If the noun extractor is single-threaded (which I think you mentioned), 
no amount of parallel access is going to help.  The best you can do is 
to queue up requests so that as soon as the noun extractor returns from 
one call, it gets handed another blob.  The CPU will be busy all the 
time running the noun-extraction code.

If that's the case, you might just as well eliminate all the threads and 
just do it sequentially in the most obvious and simple manner.

It would possibly be worth while to try this approach out and see what 
happens to the CPU usage and overall computation time.

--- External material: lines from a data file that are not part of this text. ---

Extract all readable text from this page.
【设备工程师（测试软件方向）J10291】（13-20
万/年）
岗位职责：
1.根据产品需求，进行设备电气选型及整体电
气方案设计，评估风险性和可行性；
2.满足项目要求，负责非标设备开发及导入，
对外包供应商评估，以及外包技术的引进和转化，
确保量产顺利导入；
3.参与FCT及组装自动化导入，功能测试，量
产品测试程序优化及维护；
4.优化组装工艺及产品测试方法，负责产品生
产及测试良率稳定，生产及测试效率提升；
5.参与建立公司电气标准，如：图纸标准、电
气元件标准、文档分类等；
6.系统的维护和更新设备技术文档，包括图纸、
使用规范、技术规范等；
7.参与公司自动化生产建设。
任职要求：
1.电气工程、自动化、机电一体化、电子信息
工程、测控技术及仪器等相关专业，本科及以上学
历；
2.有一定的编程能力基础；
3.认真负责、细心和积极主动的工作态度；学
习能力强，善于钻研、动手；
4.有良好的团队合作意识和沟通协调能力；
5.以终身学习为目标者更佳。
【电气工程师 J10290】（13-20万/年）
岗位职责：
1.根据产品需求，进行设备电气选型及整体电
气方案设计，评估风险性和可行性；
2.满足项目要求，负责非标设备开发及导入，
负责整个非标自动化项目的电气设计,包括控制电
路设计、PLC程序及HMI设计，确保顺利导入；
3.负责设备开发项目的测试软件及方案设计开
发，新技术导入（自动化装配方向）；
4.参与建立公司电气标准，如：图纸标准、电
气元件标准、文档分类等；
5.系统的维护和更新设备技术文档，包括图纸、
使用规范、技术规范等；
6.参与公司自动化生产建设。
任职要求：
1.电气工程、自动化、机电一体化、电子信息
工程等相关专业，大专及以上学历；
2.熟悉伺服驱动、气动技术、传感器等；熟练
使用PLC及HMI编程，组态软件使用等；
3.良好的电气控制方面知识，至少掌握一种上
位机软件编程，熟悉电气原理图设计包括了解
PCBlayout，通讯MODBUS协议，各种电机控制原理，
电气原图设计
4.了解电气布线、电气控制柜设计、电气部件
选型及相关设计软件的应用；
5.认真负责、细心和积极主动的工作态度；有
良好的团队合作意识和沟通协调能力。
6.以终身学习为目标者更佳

>  > This link may be helpful -
>  >
>  > https://anandology.com/blog/using-iterators-and-generators/ 
> <https://anandology.com/blog/using-iterators-and-generators/>
> 
> I don't think that's where my problem is. The lock protects the 
> generation of the noun phrases. My loop which does the yielding operates 
> outside of that lock's control. The version of the code is my latest, in 
> which I tossed out a bunch of phrase-processing code (effectively dead 
> end ideas for processing the phrases). Replacing the for loop with a 
> simple return seems not to have any effect. In any case, the caller 
> which uses the phrases does a fair amount of extra work with the 
> phrases, populating a SQLite database, so I don't think the amount of 
> time it takes to process a single email message is dominated by the 
> phrase generation.
> 
> Here's timeitoutput for the noun_phrases code:
> 
> % python -m timeit -s 'text = """`python -m timeit --help`""" ; from 
> textblob import TextBlob ; from textblob.np_extractors import 
> ConllExtractor ; ext = ConllExtractor() ; phrases = TextBlob(text, 
> np_extractor=ext).noun_phrases' 'phrases = TextBlob(text, 
> np_extractor=ext).noun_phrases'
> 5000 loops, best of 5: 98.7 usec per loop
> 
> I process the output of timeit's help message which looks to be about 
> the same length as a typical email message, certainly the same order of 
> magnitude. Also, note that I call it once in the setup to eliminate the 
> initial training of the ConllExtractor instance. I don't know if ~100us 
> qualifies as long running or not.
> 
> I'll keep messing with it.
> 
> Skip